Nagorno Karabakh -- Karabakh President Ara Harutiunian airs a live video message on Facebook, Stepanakert, May 29, 2020

The Nagorno-Karabakh conflict is unlikely to be fully resolved in the foreseeable future, Ara Harutiunian, the Karabakh president, said on Wednesday.

“The likelihood of resolving this problem within decades is very low,” Harutiunian told a news conference in Stepanakert. “We don’t see that happening.”

“That is why through strengthening our army we should force the enemy to reckon with the Armenian force of Artsakh (Karabakh) and maintain the status quo until major geopolitical developments that could lead to some temporary or rather partial resolution of the Karabakh conflict,” he said. “A full resolution is not possible.”

The Karabakh leader said that the international community has already brokered such an interim solution to the conflict in Kosovo, an Albanian-populated former province of Serbia recognized as an independent state by most Western nations.

Harutiunian spoke to reporters on the 19th anniversary of Karabakh’s declaration of independence from Soviet Azerbaijan which came just four months before the breakup of the Soviet Union and was followed by a bloody Armenian-Azerbaijani war for the territory.

Azerbaijan never recognized the legality of that declaration. It continues to consider Karabakh an internationally recognized part of Azerbaijan occupied by Armenia.

Harutiunian’s remarks came amid efforts by international mediators -- and Russia in particular -- to revive the Karabakh peace process following the recent heavy fighting at a volatile section of the border between Armenia and Azerbaijan.

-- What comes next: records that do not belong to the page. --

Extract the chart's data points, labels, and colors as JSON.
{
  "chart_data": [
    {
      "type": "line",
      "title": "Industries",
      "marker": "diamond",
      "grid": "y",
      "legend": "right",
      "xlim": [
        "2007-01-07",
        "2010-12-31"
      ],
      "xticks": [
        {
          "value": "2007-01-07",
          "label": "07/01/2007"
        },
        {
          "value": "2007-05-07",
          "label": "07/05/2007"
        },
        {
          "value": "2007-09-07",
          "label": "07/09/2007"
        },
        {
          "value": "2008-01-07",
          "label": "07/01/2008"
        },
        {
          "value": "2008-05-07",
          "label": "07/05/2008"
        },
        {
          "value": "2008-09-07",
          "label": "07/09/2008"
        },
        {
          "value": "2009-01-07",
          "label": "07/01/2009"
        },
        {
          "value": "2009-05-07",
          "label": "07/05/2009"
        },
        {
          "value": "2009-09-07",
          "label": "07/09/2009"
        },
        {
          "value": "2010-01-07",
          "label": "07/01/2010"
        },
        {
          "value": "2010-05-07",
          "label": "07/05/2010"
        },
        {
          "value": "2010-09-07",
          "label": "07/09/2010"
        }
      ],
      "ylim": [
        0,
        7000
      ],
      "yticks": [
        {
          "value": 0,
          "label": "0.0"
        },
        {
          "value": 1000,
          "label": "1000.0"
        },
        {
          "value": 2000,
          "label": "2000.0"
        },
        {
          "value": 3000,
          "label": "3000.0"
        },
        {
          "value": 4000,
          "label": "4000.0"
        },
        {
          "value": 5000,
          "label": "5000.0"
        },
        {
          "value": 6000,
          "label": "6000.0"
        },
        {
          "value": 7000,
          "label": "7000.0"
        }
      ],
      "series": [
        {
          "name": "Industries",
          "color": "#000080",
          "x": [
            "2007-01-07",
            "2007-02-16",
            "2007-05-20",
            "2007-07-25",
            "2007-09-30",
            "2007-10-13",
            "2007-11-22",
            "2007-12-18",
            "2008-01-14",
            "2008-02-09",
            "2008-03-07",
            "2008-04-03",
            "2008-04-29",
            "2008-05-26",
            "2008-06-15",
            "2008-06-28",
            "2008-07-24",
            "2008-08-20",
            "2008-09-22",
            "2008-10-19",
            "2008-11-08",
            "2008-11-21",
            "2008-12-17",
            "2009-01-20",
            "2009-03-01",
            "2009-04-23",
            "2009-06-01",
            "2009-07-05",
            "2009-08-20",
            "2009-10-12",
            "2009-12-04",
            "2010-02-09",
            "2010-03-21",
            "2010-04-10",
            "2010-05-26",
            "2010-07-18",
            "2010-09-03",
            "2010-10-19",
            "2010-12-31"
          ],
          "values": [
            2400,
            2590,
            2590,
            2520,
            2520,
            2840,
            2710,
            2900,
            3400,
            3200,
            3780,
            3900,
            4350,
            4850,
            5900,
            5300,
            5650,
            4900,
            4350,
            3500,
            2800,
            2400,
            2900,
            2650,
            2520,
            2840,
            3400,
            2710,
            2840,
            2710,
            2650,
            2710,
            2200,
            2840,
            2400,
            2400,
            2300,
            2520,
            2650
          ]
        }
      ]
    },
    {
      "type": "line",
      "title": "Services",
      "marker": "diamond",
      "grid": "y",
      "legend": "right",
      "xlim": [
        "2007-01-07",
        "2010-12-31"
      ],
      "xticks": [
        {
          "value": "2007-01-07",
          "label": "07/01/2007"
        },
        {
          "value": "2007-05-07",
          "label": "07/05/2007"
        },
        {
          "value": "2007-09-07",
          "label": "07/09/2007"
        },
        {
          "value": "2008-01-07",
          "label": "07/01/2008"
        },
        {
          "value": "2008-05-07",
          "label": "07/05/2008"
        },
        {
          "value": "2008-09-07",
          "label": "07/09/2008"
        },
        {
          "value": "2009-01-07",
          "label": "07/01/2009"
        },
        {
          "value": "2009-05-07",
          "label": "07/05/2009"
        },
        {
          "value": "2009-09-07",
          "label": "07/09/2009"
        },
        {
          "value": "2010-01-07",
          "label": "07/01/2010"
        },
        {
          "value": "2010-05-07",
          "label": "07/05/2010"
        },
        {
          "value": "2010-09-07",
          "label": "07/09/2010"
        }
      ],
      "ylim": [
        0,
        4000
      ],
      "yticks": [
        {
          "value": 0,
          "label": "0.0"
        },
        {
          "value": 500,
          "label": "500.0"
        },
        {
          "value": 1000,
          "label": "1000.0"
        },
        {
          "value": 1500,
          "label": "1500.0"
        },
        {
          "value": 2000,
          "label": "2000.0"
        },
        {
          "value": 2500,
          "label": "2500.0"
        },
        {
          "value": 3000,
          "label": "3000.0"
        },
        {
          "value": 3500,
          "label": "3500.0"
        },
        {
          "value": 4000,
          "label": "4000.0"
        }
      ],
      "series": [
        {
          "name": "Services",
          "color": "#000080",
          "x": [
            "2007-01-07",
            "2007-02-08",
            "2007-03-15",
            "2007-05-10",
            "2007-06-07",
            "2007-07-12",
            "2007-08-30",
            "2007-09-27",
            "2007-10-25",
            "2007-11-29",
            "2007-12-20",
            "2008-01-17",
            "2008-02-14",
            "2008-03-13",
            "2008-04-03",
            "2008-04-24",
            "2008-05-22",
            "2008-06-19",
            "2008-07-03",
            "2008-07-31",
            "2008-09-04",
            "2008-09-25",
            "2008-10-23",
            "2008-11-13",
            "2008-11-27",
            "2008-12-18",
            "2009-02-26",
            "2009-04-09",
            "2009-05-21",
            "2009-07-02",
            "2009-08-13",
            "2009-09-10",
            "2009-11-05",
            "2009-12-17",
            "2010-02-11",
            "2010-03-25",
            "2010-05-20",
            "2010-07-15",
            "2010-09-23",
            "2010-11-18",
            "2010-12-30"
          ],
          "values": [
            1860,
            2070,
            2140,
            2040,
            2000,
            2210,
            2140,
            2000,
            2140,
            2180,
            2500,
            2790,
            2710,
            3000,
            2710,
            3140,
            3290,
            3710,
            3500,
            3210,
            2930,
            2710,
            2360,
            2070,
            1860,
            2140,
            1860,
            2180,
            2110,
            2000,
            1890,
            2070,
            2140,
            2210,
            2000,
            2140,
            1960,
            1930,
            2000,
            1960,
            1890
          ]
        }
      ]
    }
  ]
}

Russian Foreign Minister Sergei Lavrov said on Tuesday that both Yerevan and Baku now seem interested in further easing tensions and resuming peace talks mediated by the U.S., Russian and French co-chairs of the OSCE Minsk Group. He stressed that the talks should continue to focus on a framework peace accord which was first put forward by the mediators in 2007 and has been repeatedly modified since then.

The mediators’ so-called Madrid Principles call for a phased settlement that would start with Armenian withdrawal from virtually all seven districts in Azerbaijan proper fully or partly controlled by Karabakh Armenian forces. In return, Karabakh’s predominantly Armenian population would be able to determine the dispute region’s internationally recognized status in a future referendum.